RAMADI, Iraq (Army News Service, Dec. 28, 2009) - Of 62 suspected Al Qaeda, insurgents, kidnappers, murderers, and bomb builders targeted by the Ramadi-based Anbar Operations Command, 20 were captured by Anbar Iraqi security forces during autumn 2009.

The high level of success for the command-and-control center of all Anbar Iraqi Security Forces is the result of a high degree of intelligence-sharing and partnership between Iraqis and Americans, according to the senior Iraqi military officer in Anbar.

"At the AOC, we have a very high level of coordination between American and Iraqi forces in all areas, including operations, intelligence, logistics, and even media," said Staff Maj. Gen. Abd Al-Aziz Muhammad Jasim Ahmad Al-Mufriji, commanding general of the AOC. "Our intention is to develop that coordination to achieve a high standard."
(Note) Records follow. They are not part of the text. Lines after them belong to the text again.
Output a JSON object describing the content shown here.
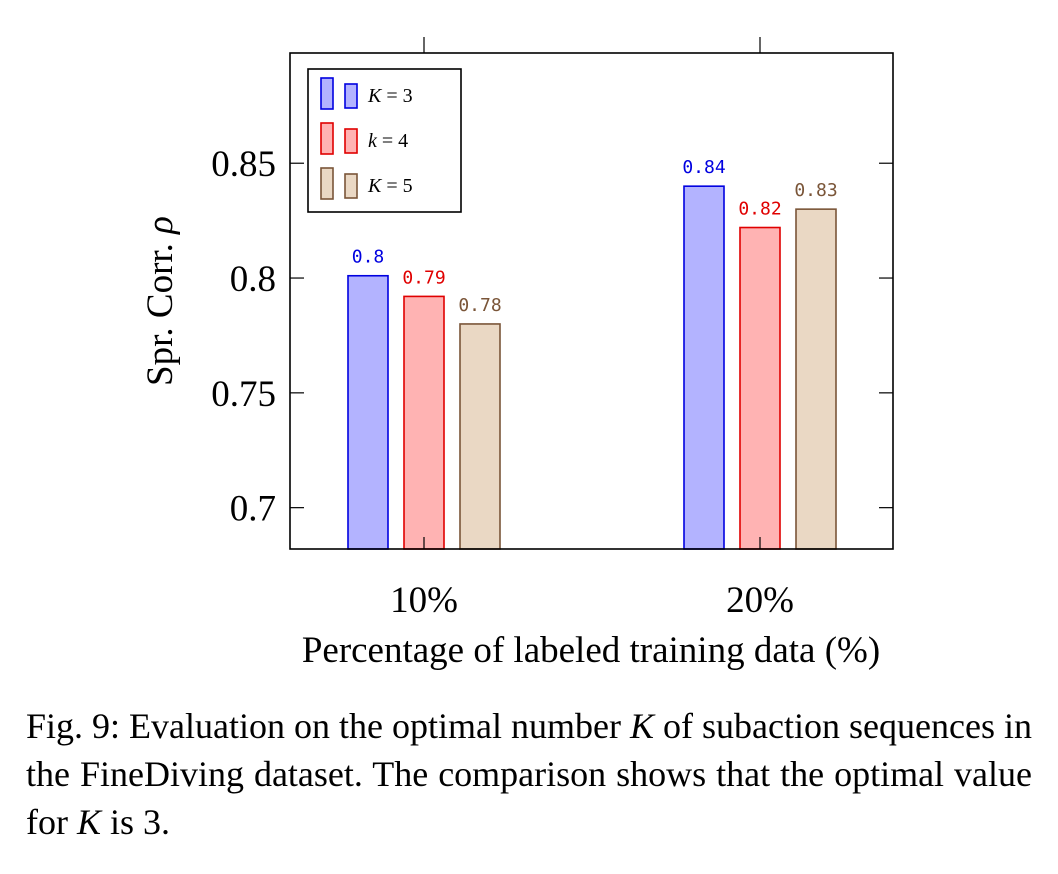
{
  "chart_data": {
    "type": "bar",
    "xlabel": "Percentage of labeled training data (%)",
    "ylabel": "Spr. Corr.",
    "ylabel_symbol": "ρ",
    "categories": [
      "10%",
      "20%"
    ],
    "ylim": [
      0.682,
      0.898
    ],
    "yticks": [
      0.7,
      0.75,
      0.8,
      0.85
    ],
    "ytick_labels": [
      "0.7",
      "0.75",
      "0.8",
      "0.85"
    ],
    "grid": false,
    "legend_position": "top-left",
    "series": [
      {
        "name": "K = 3",
        "legend_var": "K",
        "legend_rest": " = 3",
        "values": [
          0.801,
          0.84
        ],
        "labels": [
          "0.8",
          "0.84"
        ],
        "fill": "#b3b3ff",
        "stroke": "#0000e0",
        "label_color": "#0000e0"
      },
      {
        "name": "k = 4",
        "legend_var": "k",
        "legend_rest": " = 4",
        "values": [
          0.792,
          0.822
        ],
        "labels": [
          "0.79",
          "0.82"
        ],
        "fill": "#ffb3b3",
        "stroke": "#e00000",
        "label_color": "#e00000"
      },
      {
        "name": "K = 5",
        "legend_var": "K",
        "legend_rest": " = 5",
        "values": [
          0.78,
          0.83
        ],
        "labels": [
          "0.78",
          "0.83"
        ],
        "fill": "#ead8c4",
        "stroke": "#7a5538",
        "label_color": "#7a5538"
      }
    ]
  },
  "caption": {
    "part1": "Fig. 9: Evaluation on the optimal number ",
    "var1": "K",
    "part2": " of subaction sequences in the FineDiving dataset. The comparison shows that the optimal value for ",
    "var2": "K",
    "part3": " is 3."
  }
}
Col. Kenneth Royalty, chief of the AOC Stability Transition Team, a group of U.S. Army advisors attached to 1st Brigade, 82nd Airborne Division (Advise and Assist Brigade), and principal U.S. advisor to Aziz, said that the AOC has, over time, developed the analytical skills and coordination required to effectively execute intelligence-driven operations against the insurgency.
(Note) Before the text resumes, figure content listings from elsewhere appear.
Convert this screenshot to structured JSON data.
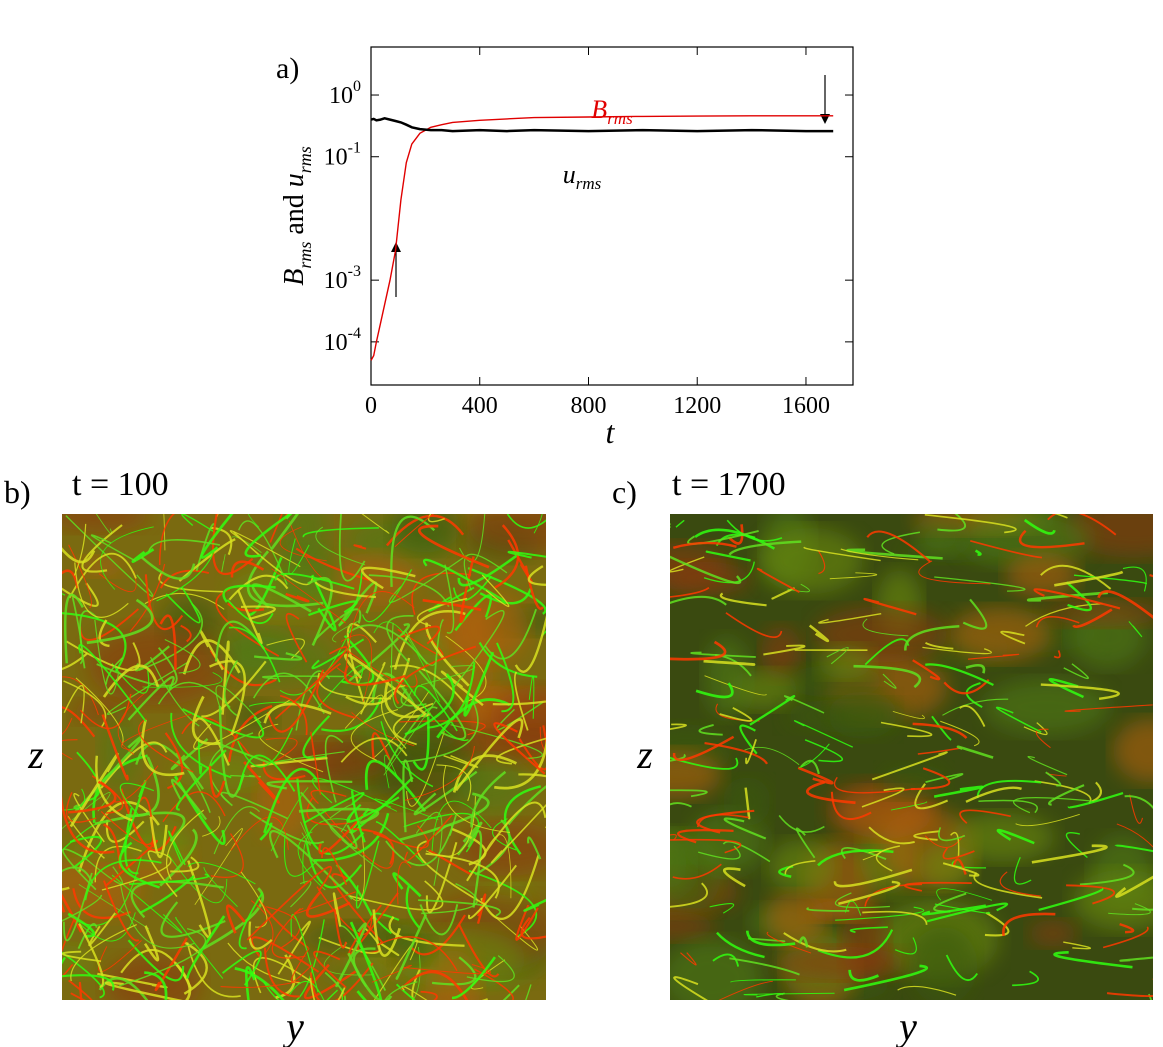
{
  "chart_data": {
    "type": "line",
    "panel_label": "a)",
    "x": [
      0,
      10,
      20,
      35,
      50,
      70,
      90,
      110,
      130,
      150,
      180,
      220,
      260,
      300,
      400,
      500,
      600,
      800,
      1000,
      1200,
      1400,
      1600,
      1700
    ],
    "series": [
      {
        "name": "B",
        "name_subscript": "rms",
        "color": "#e00000",
        "values": [
          5e-05,
          6e-05,
          0.0001,
          0.0002,
          0.0004,
          0.001,
          0.003,
          0.02,
          0.08,
          0.16,
          0.24,
          0.3,
          0.33,
          0.36,
          0.39,
          0.41,
          0.43,
          0.44,
          0.45,
          0.455,
          0.46,
          0.46,
          0.46
        ]
      },
      {
        "name": "u",
        "name_subscript": "rms",
        "color": "#000000",
        "values": [
          0.4,
          0.41,
          0.39,
          0.4,
          0.42,
          0.4,
          0.38,
          0.36,
          0.33,
          0.3,
          0.28,
          0.27,
          0.27,
          0.26,
          0.27,
          0.26,
          0.27,
          0.26,
          0.27,
          0.26,
          0.27,
          0.26,
          0.26
        ]
      }
    ],
    "xlabel": "t",
    "ylabel_parts": [
      {
        "text": "B",
        "style": "italic"
      },
      {
        "text": "rms",
        "style": "sub"
      },
      {
        "text": " and ",
        "style": "normal"
      },
      {
        "text": "u",
        "style": "italic"
      },
      {
        "text": "rms",
        "style": "sub"
      }
    ],
    "xlim": [
      0,
      1773
    ],
    "xticks": [
      0,
      400,
      800,
      1200,
      1600
    ],
    "ylim": [
      2e-05,
      6
    ],
    "log_y": true,
    "yticks": [
      {
        "value": 1,
        "label": "10",
        "exponent": "0"
      },
      {
        "value": 0.1,
        "label": "10",
        "exponent": "-1"
      },
      {
        "value": 0.001,
        "label": "10",
        "exponent": "-3"
      },
      {
        "value": 0.0001,
        "label": "10",
        "exponent": "-4"
      }
    ]
  },
  "panels": [
    {
      "label": "b)",
      "title": "t = 100",
      "xlabel": "y",
      "ylabel": "z"
    },
    {
      "label": "c)",
      "title": "t = 1700",
      "xlabel": "y",
      "ylabel": "z"
    }
  ]
}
A longtime Army planner, Royalty and his staff of advisors have pushed the AOC toward long-term planning while maintaining current battlefield awareness. The AOC S-TT has also encouraged daily intelligence-sharing between Iraqi intelligence agencies and their American counterparts. The S-TT is currently standing up an American intelligence "fusion cell" to work side-by-side with the Iraqi fusion cell.

"Iraqis are excellent at responding to current situations, but have required some mentoring and advising to improve their long-term planning skills," said Royalty. "We're trying to show them that, if you pay a little up front, you don't have to pay as much later."

As a result of the S-TT's influence, the AOC now has daily battlefield update briefs, weekly battlefield assessment briefs, weekly planning reviews, and a weekly targeting meeting with representatives from 1st and 7th Iraqi Army divisions, the national and provincial police forces, Department of Border Enforcement and four intelligence agencies, including the National Information and Investigation Agency, the Iraqi National Intelligence Service, Iraq's National Security Agency and the Directorate General of Intelligence and Security.

As the AOC commander, Aziz and his staff manage all security forces within the province; thus, they will play a primary role in the security for Iraqi national elections in early 2010, he said.

Unlike the provincial elections a year ago, security for the national elections will be conducted jointly between Iraqi Army and Iraqi Police, said Lt. Col. Brian McNaughton, operations adviser for the AOC S-TT.
"They are ready for the elections," said McNaughton. "They have already recertified all 312 polling stations. Security will be much better than it was during the January 2009 provincial elections. Police will form an inner circle of security, and IA will form an outer circle."

As the former commander of the 8th Iraqi Division, Aziz has experience working with police on joint-security missions, as many of the Basra-area checkpoints were manned by IP and IA.

While the overarching missions of military and police are different, the objective of both is to provide security to the entire province, he said.

Intelligence is a critical piece of that security puzzle, said Maj. David Harvie, intelligence advisor of the AOC S-TT.

"Iraqis are very good at human intelligence. We are very good at analysis, imagery, and high-tech solutions," said Harvie. "However, building mutual respect is the most important thing we can do as advisors," he said.

Aziz agreed that communication is of paramount importance with Iraqis being in the lead and Americans in support.

"We have all the basis here for success," said Aziz. "We have a very good country. We have a lot of resources - human resources as well. If all Iraqis work together, especially politicians, that's the only road to success."

"The most important thing [at the AOC] is the dialog that I have with my advisor, Col. Royalty," said Aziz. "We discuss every day what improvements need to be done in all our units."

Since the arrival of Aziz in September, American advisors have noticed major improvements in the functionality of the AOC.

"He gives very good guidance to his staff and expects results," said McNaughton. While the AOC is a temporary command, it is likely to develop into a corps command in the near future, said Royalty.

(Spc. Michael J. MacLeod serves with 1st Brigade, 82nd Airborne Division (Advise and Assist Brigade) Public Affairs.)